This repository includes a workflow that automate the PETS script coPatReorter.rb https://github.com/ElenaRojano/pets, that can analyse and clean patient cohorts phenotyped using HPO terms. This workflow also clusterizes patients on each cohort by phenotype. Analysis and clustering of cohorts included in the paper are stored in results_paper folder
N.B. The user must have Ruby and R installed.
1: Clone this repository*
$ git clone [email protected]:JoseCorCab/cohortAnalyzer_wf.git --recurse-submodules
2: Install the workflow manager Autoflow throught:
$gem install autoflow
3: Install PETS tool following the instuctions from https://github.com/ElenaRojano/pets.git
4: Install ExpHunter suite following the instructions from https://github.com/seoanezonjic/ExpHunterSuite.git
5: Add the next folders to PATH variable.
$ export PATH=/path/to/Ruby/gems/pets/external_code/:$PATH
$ export PATH=/path/to/R/libs/ExpHunterSuite/scripts:$PATH
$ export PATH=/path/to/cohortAnalyzer_wf/sys_bio_lab_scripts/scripts:$PATH
- First you need to download and rename some files to launch the workflow:
- HPO obo file -> folder_to_HPO/hpo.obo
- GO obo file -> path_to_GO/go-basic.obo
- Annotation of reference genome -> path_to_genomes/genome_name/annotation.gtf
After that you need to create a cohorts folder inside cohortAnalyzer_wf directory.
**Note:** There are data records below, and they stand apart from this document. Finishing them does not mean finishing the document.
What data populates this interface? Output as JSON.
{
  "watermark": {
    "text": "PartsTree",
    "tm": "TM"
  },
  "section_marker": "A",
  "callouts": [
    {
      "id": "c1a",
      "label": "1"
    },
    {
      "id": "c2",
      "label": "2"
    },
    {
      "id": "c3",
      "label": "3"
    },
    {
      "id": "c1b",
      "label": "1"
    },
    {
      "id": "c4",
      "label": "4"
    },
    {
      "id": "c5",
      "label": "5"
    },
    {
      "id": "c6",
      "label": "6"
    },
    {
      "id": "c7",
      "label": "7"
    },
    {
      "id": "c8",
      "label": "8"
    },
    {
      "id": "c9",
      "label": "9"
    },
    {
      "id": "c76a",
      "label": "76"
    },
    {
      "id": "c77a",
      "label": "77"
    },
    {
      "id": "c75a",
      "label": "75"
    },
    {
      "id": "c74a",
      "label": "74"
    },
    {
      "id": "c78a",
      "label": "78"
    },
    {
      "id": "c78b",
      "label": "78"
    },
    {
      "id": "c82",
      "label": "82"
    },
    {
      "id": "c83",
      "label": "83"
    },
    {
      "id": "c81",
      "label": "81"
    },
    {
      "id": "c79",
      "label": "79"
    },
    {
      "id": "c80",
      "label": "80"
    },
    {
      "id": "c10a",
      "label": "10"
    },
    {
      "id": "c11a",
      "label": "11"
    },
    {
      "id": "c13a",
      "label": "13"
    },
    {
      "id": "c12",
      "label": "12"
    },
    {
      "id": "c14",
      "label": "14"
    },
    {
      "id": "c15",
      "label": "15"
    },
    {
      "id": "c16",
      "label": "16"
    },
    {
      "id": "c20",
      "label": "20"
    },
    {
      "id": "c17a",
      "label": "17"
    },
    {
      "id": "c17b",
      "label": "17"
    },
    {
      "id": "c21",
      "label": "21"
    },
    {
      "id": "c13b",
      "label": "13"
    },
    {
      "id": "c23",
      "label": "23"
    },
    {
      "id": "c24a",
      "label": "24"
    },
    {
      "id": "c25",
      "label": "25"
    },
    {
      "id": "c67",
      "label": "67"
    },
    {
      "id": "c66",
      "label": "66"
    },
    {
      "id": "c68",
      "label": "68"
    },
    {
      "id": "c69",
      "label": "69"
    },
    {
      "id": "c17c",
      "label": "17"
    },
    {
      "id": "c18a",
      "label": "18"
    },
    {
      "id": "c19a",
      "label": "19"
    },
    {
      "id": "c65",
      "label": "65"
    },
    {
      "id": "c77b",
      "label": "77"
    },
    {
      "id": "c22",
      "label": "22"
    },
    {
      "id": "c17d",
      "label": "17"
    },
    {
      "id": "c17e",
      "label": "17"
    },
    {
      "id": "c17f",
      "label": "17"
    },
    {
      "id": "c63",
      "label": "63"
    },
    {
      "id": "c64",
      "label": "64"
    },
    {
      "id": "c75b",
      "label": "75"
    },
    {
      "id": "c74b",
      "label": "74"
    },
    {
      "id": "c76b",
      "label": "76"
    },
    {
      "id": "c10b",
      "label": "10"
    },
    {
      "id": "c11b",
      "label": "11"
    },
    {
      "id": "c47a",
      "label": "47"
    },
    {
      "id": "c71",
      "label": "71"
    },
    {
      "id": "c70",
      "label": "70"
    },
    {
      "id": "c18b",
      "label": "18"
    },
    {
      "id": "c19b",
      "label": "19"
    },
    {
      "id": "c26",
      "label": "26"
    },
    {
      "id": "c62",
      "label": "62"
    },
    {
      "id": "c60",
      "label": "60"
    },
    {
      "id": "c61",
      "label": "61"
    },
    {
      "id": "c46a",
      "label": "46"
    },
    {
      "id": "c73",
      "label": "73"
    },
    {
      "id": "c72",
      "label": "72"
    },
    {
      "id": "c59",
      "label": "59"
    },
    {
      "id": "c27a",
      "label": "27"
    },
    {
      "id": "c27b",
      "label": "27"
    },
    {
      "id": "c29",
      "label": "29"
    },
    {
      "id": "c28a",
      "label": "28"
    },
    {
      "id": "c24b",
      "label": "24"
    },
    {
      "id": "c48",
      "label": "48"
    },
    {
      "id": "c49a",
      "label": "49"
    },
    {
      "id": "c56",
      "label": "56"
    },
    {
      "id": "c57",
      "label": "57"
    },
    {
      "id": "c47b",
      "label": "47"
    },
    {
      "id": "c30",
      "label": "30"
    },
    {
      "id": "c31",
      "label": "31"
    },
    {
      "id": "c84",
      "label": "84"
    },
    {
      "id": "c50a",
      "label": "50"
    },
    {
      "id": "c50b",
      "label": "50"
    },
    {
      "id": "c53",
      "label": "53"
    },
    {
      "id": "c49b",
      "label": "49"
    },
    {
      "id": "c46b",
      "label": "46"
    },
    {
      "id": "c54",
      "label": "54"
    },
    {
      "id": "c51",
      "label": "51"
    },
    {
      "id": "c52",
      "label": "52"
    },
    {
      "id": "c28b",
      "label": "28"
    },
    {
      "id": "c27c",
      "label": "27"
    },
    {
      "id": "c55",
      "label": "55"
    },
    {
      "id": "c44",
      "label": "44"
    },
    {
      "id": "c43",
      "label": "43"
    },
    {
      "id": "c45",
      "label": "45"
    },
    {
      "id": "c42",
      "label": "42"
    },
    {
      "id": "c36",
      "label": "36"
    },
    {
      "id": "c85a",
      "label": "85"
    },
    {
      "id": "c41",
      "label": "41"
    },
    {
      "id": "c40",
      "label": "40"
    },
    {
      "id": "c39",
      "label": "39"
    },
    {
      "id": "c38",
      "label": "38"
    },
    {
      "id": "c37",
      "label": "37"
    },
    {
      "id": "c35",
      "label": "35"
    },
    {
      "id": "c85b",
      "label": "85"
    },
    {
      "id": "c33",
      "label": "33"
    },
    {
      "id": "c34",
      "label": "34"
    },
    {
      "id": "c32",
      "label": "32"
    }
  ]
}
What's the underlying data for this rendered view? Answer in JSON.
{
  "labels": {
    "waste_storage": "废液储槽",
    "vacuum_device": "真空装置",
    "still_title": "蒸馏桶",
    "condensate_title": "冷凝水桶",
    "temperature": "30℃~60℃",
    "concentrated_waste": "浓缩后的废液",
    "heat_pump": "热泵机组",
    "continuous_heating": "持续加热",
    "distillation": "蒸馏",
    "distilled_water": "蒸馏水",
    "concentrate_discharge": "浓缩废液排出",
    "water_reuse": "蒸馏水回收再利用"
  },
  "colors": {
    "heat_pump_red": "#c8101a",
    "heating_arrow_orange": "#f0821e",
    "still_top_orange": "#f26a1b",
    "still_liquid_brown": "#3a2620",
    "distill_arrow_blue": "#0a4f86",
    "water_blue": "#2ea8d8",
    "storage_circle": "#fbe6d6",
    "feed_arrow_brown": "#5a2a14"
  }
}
In this tutorial we are setting workflow to launch hummu_congenital_full_dataset taken from Vulto-van Silfhout, A.T.; Hehir-Kwa, J.Y.; van Bon, B.W.M.; Schuurs-Hoeijmakers, J.H.M.; Meader, S.; Hellebrekers, C.J.M.; Thoonen, I.J.M.; de Brouwer, A.P.M.; Brunner, H.G.; Webber, C.; Pfundt, R.; de Leeuw, N.; De Vries, B.B.A. Clinical Significance of De Novo and Inherited Copy-Number Variation. Human Mutation 2013, 34, 1679–1687. doi:10.1002/humu.22442. You can download this example from https://github.com/ElenaRojano/pets/blob/master/example_datasets/hummu_congenital_full_dataset.txt :
$ mkdir cohorts
$ curl -L https://github.com/ElenaRojano/pets/blob/master/example_datasets/hummu_congenital_full_dataset.txt -o cohorts/hummu_congenital_full_dataset.txt
- Once requested files have been configured some variables from daemon.sh must be correctly defined:
- output_path: define output folder
- cohorts: semicolon separated names of cohorts to execute. If there are more than one cohort, names must be separated by semicolon. In the case of the example: cohorts='hummu_congenital_full_dataset'
- path_to_hpo: define path to HPO file in OBO format (where it was downloaded in the previous section folder_to_HPO/hpo.obo )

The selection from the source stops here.